Obs. II — Femme. Mélancolique à la suite de la mort de son mari. Voici comment, en l'interrogeant, elle exprime son chagrin: « Où sentiez-vous votre chagrin? — Eh bien! je le sentais dans mon cœur, vous savez bien qu'on le sent dans le cœur, le chagrin. — Oui, mais c'est là une façon de parler; où le sentiez-vous réellement? — Mais je le sentais là (elle applique le poing au creux épigastrique), et je le sens encore. — Vous sentez donc quelque chose là, quand vous avez de la peine? — Mais naturellement, je ressens une douleur, un serrement, la douleur d'avoir perdu mon mari, du chagrin. »

Obs. III — Mère d'une épileptique; elle vient à Sainte-Anne pour fournir des renseignements sur son enfant récemment internée. C'est une névropathe à émotivité exagérée. Voici ce qu'elle dit spontanément au sujet de son émotivité afflictive: « Quand je suis triste, que j'ai un ennui, c'est là (creux épigastrique) qu'il me porte. Si l'on vient me dire: telle ou telle chose est arrivée, au même instant ça me serre là, au cœur, à l'estomac; à la parole même, ça me saute là, à l'estomac. Alors, y a plus d'appétit, je ne peux plus manger; ça me reste des fois une demi-journée, je suis triste, ça se tire ensuite petit à petit. »
Le matin, avant de venir à l'asile, elle avait de l'inquiétude à l'idée d'y voir son enfant: Vous savez, avant de partir j'ai pas pu ni boire ni manger, ça me serrait là (creux épigastrique), à l'estomac et ça me coupait l'appétit.

Anxiété

Obs. IV — Femme. Vient à Sainte-Anne pour donner des renseignements sur sa mère internée. Elle dit que tout le matin elle a eu de l'anxiété à l'idée de revoir sa mère à l'asile. « Ce matin, pour venir ici, j'avais l'appréhension, alors j'étais serrée à l'estomac, ici (creux épigastrique), et puis je cherchais ma respiration, c'est-à-dire comme quelqu'un qui a la respiration difficile, enfin c'est comme un soupir; et puis je ne pouvais pas rester en place. »

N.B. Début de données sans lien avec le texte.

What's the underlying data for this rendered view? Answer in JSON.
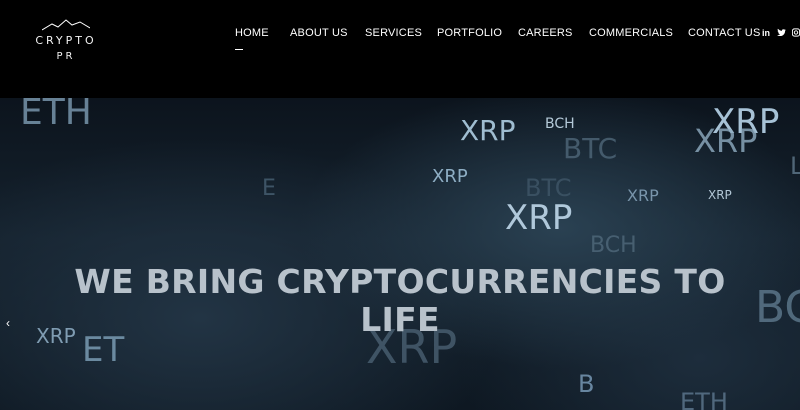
{
  "logo": {
    "line1": "CRYPTO",
    "line2": "PR",
    "icon": "chart-line-icon"
  },
  "nav": {
    "items": [
      {
        "label": "HOME",
        "active": true
      },
      {
        "label": "ABOUT US"
      },
      {
        "label": "SERVICES"
      },
      {
        "label": "PORTFOLIO"
      },
      {
        "label": "CAREERS"
      },
      {
        "label": "COMMERCIALS"
      },
      {
        "label": "CONTACT US"
      }
    ]
  },
  "social": {
    "linkedin": "in",
    "twitter": "twitter-icon",
    "instagram": "instagram-icon"
  },
  "hero": {
    "title_line1": "WE BRING CRYPTOCURRENCIES TO",
    "title_line2": "LIFE",
    "prev_arrow": "‹",
    "bg_words": [
      "ETH",
      "XRP",
      "BTC",
      "XRP",
      "XRP",
      "BCH",
      "BTC",
      "XRP",
      "XRP",
      "XRP",
      "BCH",
      "XRP",
      "ET",
      "XRP",
      "XRP",
      "BC",
      "B",
      "ETH",
      "L",
      "E"
    ]
  },
  "colors": {
    "header_bg": "#000000",
    "hero_bg": "#15222e",
    "title": "#b8c2cb",
    "nav_text": "#ffffff"
  }
}
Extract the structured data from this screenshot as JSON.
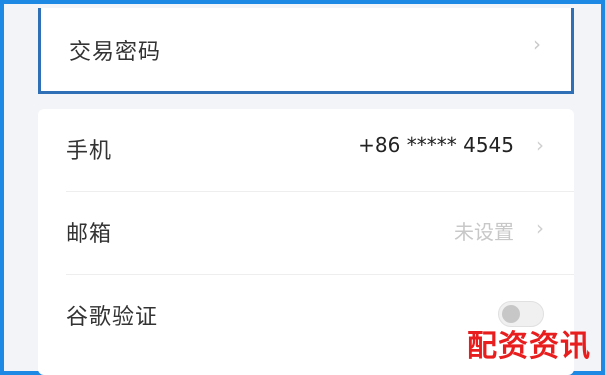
{
  "top_item": {
    "label": "交易密码",
    "chevron": "›"
  },
  "settings": {
    "phone": {
      "label": "手机",
      "value": "+86 ***** 4545",
      "chevron": "›"
    },
    "email": {
      "label": "邮箱",
      "value": "未设置",
      "chevron": "›"
    },
    "google_auth": {
      "label": "谷歌验证",
      "enabled": false
    }
  },
  "watermark": {
    "text": "配资资讯"
  }
}
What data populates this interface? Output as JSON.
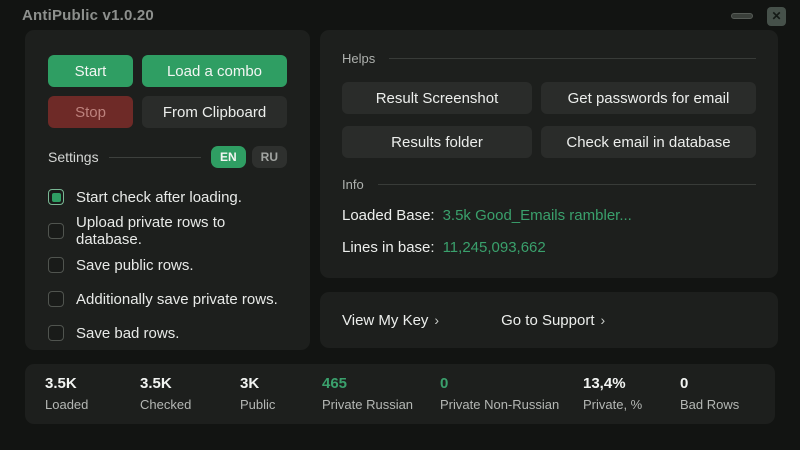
{
  "window": {
    "title": "AntiPublic v1.0.20",
    "close_glyph": "✕"
  },
  "left_panel": {
    "buttons": {
      "start": "Start",
      "load_combo": "Load a combo",
      "stop": "Stop",
      "from_clipboard": "From Clipboard"
    },
    "settings": {
      "label": "Settings",
      "lang_en": "EN",
      "lang_ru": "RU"
    },
    "checkboxes": [
      {
        "label": "Start check after loading.",
        "checked": true
      },
      {
        "label": "Upload private rows to database.",
        "checked": false
      },
      {
        "label": "Save public rows.",
        "checked": false
      },
      {
        "label": "Additionally save private rows.",
        "checked": false
      },
      {
        "label": "Save bad rows.",
        "checked": false
      }
    ]
  },
  "helps": {
    "label": "Helps",
    "buttons": [
      "Result Screenshot",
      "Get passwords for email",
      "Results folder",
      "Check email in database"
    ]
  },
  "info": {
    "label": "Info",
    "loaded_base_label": "Loaded Base:",
    "loaded_base_value": "3.5k Good_Emails rambler...",
    "lines_label": "Lines in base:",
    "lines_value": "11,245,093,662"
  },
  "links": {
    "view_key": "View My Key",
    "support": "Go to Support",
    "chevron": "›"
  },
  "stats": [
    {
      "value": "3.5K",
      "label": "Loaded",
      "green": false
    },
    {
      "value": "3.5K",
      "label": "Checked",
      "green": false
    },
    {
      "value": "3K",
      "label": "Public",
      "green": false
    },
    {
      "value": "465",
      "label": "Private Russian",
      "green": true
    },
    {
      "value": "0",
      "label": "Private Non-Russian",
      "green": true
    },
    {
      "value": "13,4%",
      "label": "Private, %",
      "green": false
    },
    {
      "value": "0",
      "label": "Bad Rows",
      "green": false
    }
  ],
  "colors": {
    "accent_green": "#2f9e63",
    "green_text": "#3aa06c",
    "stop_red": "#6e2a27",
    "panel_bg": "#1d1f1d",
    "window_bg": "#121412"
  }
}
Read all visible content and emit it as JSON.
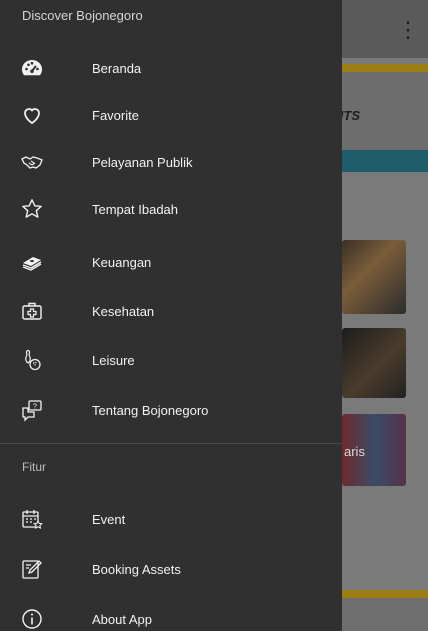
{
  "background_app": {
    "tab_text": "NTS",
    "card_text": "aris"
  },
  "drawer": {
    "header": "Discover Bojonegoro",
    "items": [
      {
        "label": "Beranda",
        "icon": "dashboard-icon"
      },
      {
        "label": "Favorite",
        "icon": "heart-icon"
      },
      {
        "label": "Pelayanan Publik",
        "icon": "handshake-icon"
      },
      {
        "label": "Tempat Ibadah",
        "icon": "star-icon"
      },
      {
        "label": "Keuangan",
        "icon": "money-stack-icon"
      },
      {
        "label": "Kesehatan",
        "icon": "medical-kit-icon"
      },
      {
        "label": "Leisure",
        "icon": "bowling-icon"
      },
      {
        "label": "Tentang Bojonegoro",
        "icon": "help-chat-icon"
      }
    ],
    "section_label": "Fitur",
    "feature_items": [
      {
        "label": "Event",
        "icon": "calendar-star-icon"
      },
      {
        "label": "Booking Assets",
        "icon": "edit-document-icon"
      },
      {
        "label": "About App",
        "icon": "info-icon"
      }
    ]
  },
  "colors": {
    "drawer_bg": "#303030",
    "accent_gold": "#9b7d14",
    "accent_teal": "#1f5d6b"
  }
}
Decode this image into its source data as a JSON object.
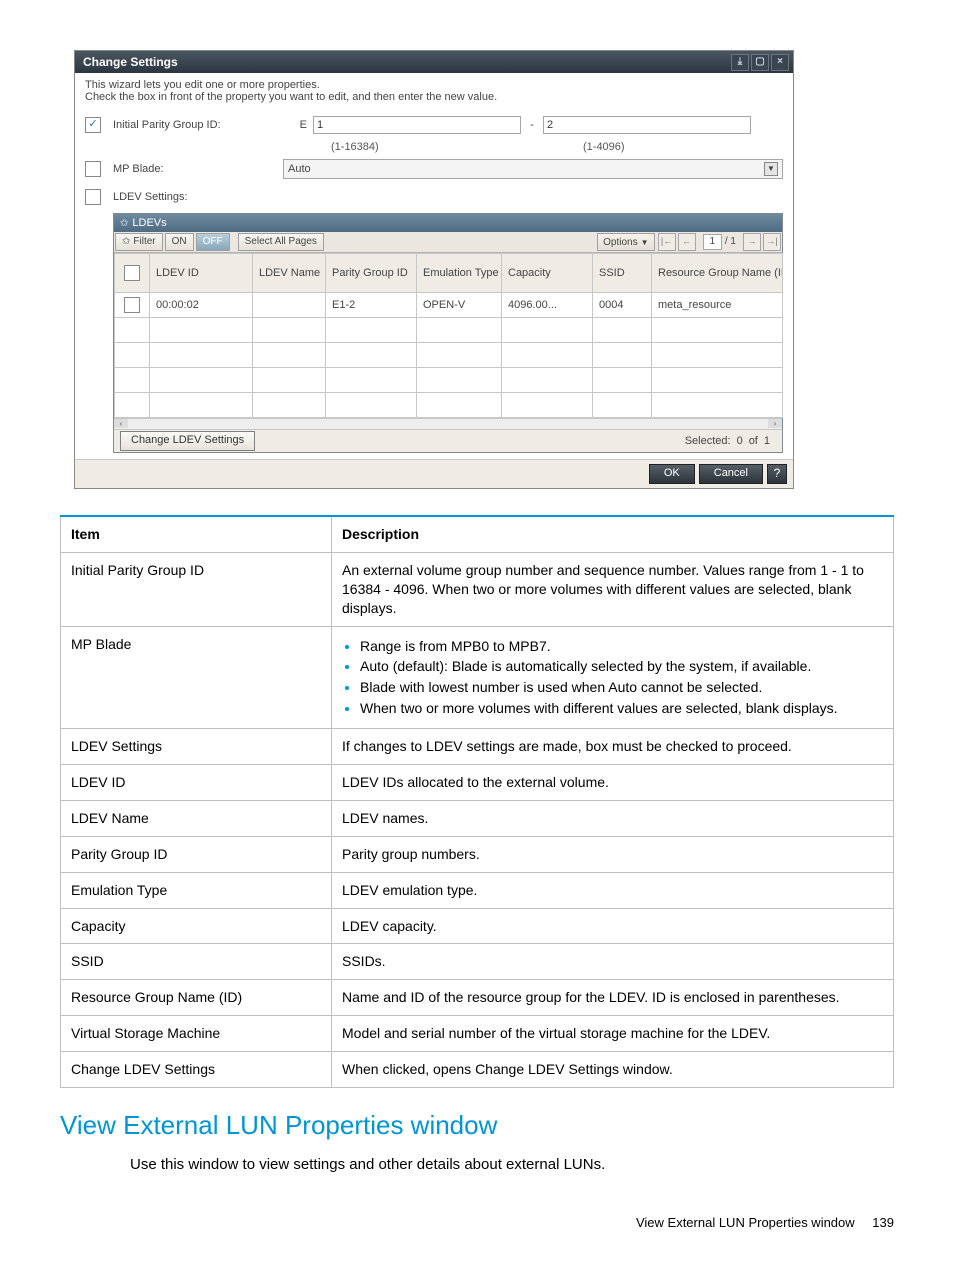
{
  "dialog": {
    "title": "Change Settings",
    "help1": "This wizard lets you edit one or more properties.",
    "help2": "Check the  box in front of the property you want to edit, and then enter the new value.",
    "fields": {
      "initial_pg_label": "Initial Parity Group ID:",
      "e_label": "E",
      "val1": "1",
      "range1": "(1-16384)",
      "dash": "-",
      "val2": "2",
      "range2": "(1-4096)",
      "mp_blade_label": "MP Blade:",
      "mp_blade_value": "Auto",
      "ldev_settings_label": "LDEV Settings:"
    },
    "panel": {
      "title": "LDEVs",
      "filter": "Filter",
      "on": "ON",
      "off": "OFF",
      "select_all": "Select All Pages",
      "options": "Options",
      "page_current": "1",
      "page_total": "/ 1",
      "headers": {
        "ldev_id": "LDEV ID",
        "ldev_name": "LDEV Name",
        "pgroup": "Parity Group ID",
        "emul": "Emulation Type",
        "cap": "Capacity",
        "ssid": "SSID",
        "rg": "Resource Group Name (ID)"
      },
      "rows": [
        {
          "ldev_id": "00:00:02",
          "ldev_name": "",
          "pgroup": "E1-2",
          "emul": "OPEN-V",
          "cap": "4096.00...",
          "ssid": "0004",
          "rg": "meta_resource"
        }
      ],
      "change_btn": "Change LDEV Settings",
      "selected_label": "Selected:",
      "selected_count": "0",
      "of_label": "of",
      "total_count": "1"
    },
    "ok": "OK",
    "cancel": "Cancel"
  },
  "desc_table": {
    "head_item": "Item",
    "head_desc": "Description",
    "rows": [
      {
        "item": "Initial Parity Group ID",
        "desc": "An external volume group number and sequence number. Values range from 1 - 1 to 16384 - 4096. When two or more volumes with different values are selected, blank displays."
      },
      {
        "item": "MP Blade",
        "desc_list": [
          "Range is from MPB0 to MPB7.",
          "Auto (default): Blade is automatically selected by the system, if available.",
          "Blade with lowest number is used when Auto cannot be selected.",
          "When two or more volumes with different values are selected, blank displays."
        ]
      },
      {
        "item": "LDEV Settings",
        "desc": "If changes to LDEV settings are made, box must be checked to proceed."
      },
      {
        "item": "LDEV ID",
        "desc": "LDEV IDs allocated to the external volume."
      },
      {
        "item": "LDEV Name",
        "desc": "LDEV names."
      },
      {
        "item": "Parity Group ID",
        "desc": "Parity group numbers."
      },
      {
        "item": "Emulation Type",
        "desc": "LDEV emulation type."
      },
      {
        "item": "Capacity",
        "desc": "LDEV capacity."
      },
      {
        "item": "SSID",
        "desc": "SSIDs."
      },
      {
        "item": "Resource Group Name (ID)",
        "desc": "Name and ID of the resource group for the LDEV. ID is enclosed in parentheses."
      },
      {
        "item": "Virtual Storage Machine",
        "desc": "Model and serial number of the virtual storage machine for the LDEV."
      },
      {
        "item": "Change LDEV Settings",
        "desc": "When clicked, opens Change LDEV Settings window."
      }
    ]
  },
  "heading": "View External LUN Properties window",
  "heading_text": "Use this window to view settings and other details about external LUNs.",
  "footer_text": "View External LUN Properties window",
  "footer_page": "139"
}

Obs. V — Femme impressionnable, très émotive. « Si j'ai une crainte, une anxiété, c'est toujours à l'estomac que ça me tape; c'est ici (creux épigastrique); c'est comme l'estomac serré, je suis gênée pour respirer, et puis il faut que je marche. Lorsque c'est plus fort, mon cœur se met à battre, par exemple, si j'avais une visite à faire ou si je recevais quelqu'un; j'ai toujours été très craintive. »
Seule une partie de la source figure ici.